CEBU CITY, Philippines — A group of cement manufacturers warns providers of imported cement to be compliant with the Department of Trade and Industry (DTI)’s administrative order (DAO).

In a statement sent by the Cement Manufacturers Association of the Philippines (Cemap) to CDN Digital, they noted a “growing concern” of imported cement that is possibly not being properly inspected and subjected to proper sampling by government authorities before being sold in the market.

They specifically mentioned about compliance provided under DTI’s DAO 17-06.

“This is a serious matter that needs to be addressed immediately since consumer protection is possibly compromised and poses a great risk to the strength and durability of houses, roads, bridges, etc., across the Philippines where there are a lot of construction activities going on,” Cemap said.

DTI administrative order 17-06

DAO 17-06 provides new rules and regulations concerning the mandatory certification of Portland cement and blended hydraulic cement with pozzolan.

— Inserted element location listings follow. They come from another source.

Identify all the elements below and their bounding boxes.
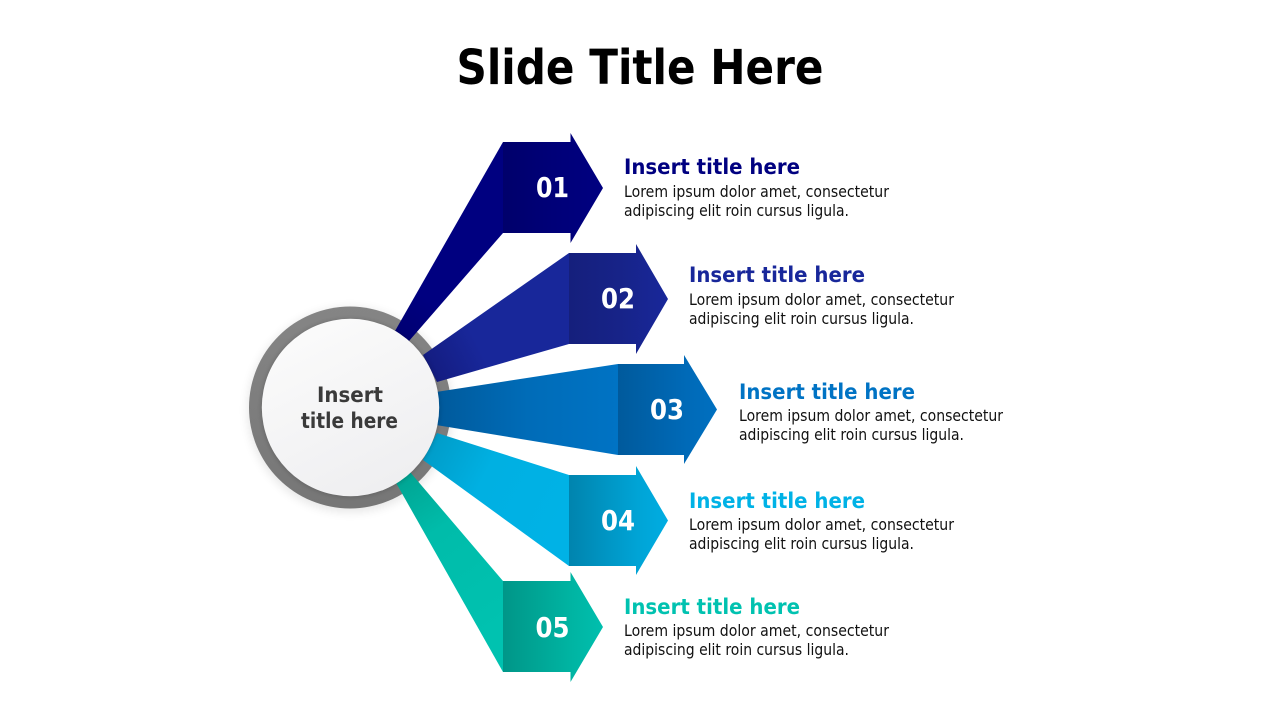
arrow 02: [423, 244, 668, 382]
text block 03: [739, 380, 1003, 444]
text block 04: Lorem ipsum dolor amet, consectetur: [689, 515, 954, 534]
arrow 03: 03: [650, 394, 684, 426]
arrow 04: [423, 433, 668, 575]
center ring: [248, 306, 452, 512]
text block 02: Lorem ipsum dolor amet, consectetur: [689, 290, 954, 309]
arrow 04: 04: [601, 505, 635, 537]
arrow 01: [395, 133, 603, 341]
arrow 05: [395, 472, 603, 682]
text block 01: adipiscing elit roin cursus ligula.: [624, 201, 849, 220]
text block 04: adipiscing elit roin cursus ligula.: [689, 534, 914, 553]
arrow 03: [436, 355, 717, 464]
arrow 05: 05: [536, 612, 570, 644]
text block 05: Lorem ipsum dolor amet, consectetur: [624, 621, 889, 640]
text block 01: [624, 155, 889, 220]
text block 04: [689, 489, 954, 553]
arrow 01: 01: [536, 172, 569, 204]
text block 02: [689, 263, 954, 328]
center circle: title here: [301, 409, 398, 434]
text block 05: [624, 595, 889, 659]
arrow 02: 02: [601, 283, 635, 315]
text block 02: adipiscing elit roin cursus ligula.: [689, 309, 914, 328]
text block 02: Insert title here: [689, 263, 865, 288]
text block 01: Lorem ipsum dolor amet, consectetur: [624, 182, 889, 201]
text block 05: Insert title here: [624, 595, 800, 620]
text block 03: adipiscing elit roin cursus ligula.: [739, 425, 964, 444]
text block 03: Lorem ipsum dolor amet, consectetur: [739, 406, 1003, 425]
center circle: Insert: [317, 383, 383, 408]
text block 03: Insert title here: [739, 380, 915, 405]
center circle: [261, 318, 440, 498]
text block 01: Insert title here: [624, 155, 800, 180]
text block 04: Insert title here: [689, 489, 865, 514]
text block 05: adipiscing elit roin cursus ligula.: [624, 640, 849, 659]
title: Slide Title Here: [456, 40, 824, 96]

Furthermore, Cemap said that they observed some photos and advertisements across social media that some cement products sold in the Philippines appeared to be directly sold from vessels. These areas were in Western Visayas, Central Luzon, and some parts of Mindanao.

Cemap said merchants sold those imported cement products at an “ex-vessel” price even before the necessary inspection and sampling conducted by DTI.

Product inspection

The association said that as per DAO 17-06, DTI should conduct a product inspection and sampling, emphasizing that these procedures are mandatory before distributing, selling, or using imported cement products in the Philippines.

They also want the public to be extra vigilant of the cement products they use or sell in the market and ensure that the products comply with the Philippine National Standards (PNS), and check with their developers or contractors that the cement they use in their construction projects are fully tested and compliant.

Consequently, the association also recommends DTI to review the DAO to “rectify the current situation and ensure strict enforcement and full compliance with regulations.”

Cemap said that imported cement should be required to undergo chemical and seven days of physical strength testing (critical testing) before it is permitted for distribution, sale, or use to determine if it meets the required specifications as per PNS.

They added that the imported cement must undergo the said process regardless of whether it underwent pre-shipment testing because there is a risk of the cement quality deteriorating during handling, shipping, and transport from a foreign manufacturer’s plant to Philippine ports.

Importance of quality

“Imported cement[s] are likewise exposed to elements such as humidity and other sea elements from its long voyage prior to arrival in the Philippines, which may affect its quality and performance,” Cemap said.

The association added that non-compliance or absence of critical testing requirements while the products are already being sold puts the consumers of the imported cement and the public in general at significant risk.

Considering the “integrity, safety, durability, and life cycle” of structures like houses, clinics, schools, hospitals, buildings, roads, bridges, and other establishments, Cemap wanted to adhere to quality products.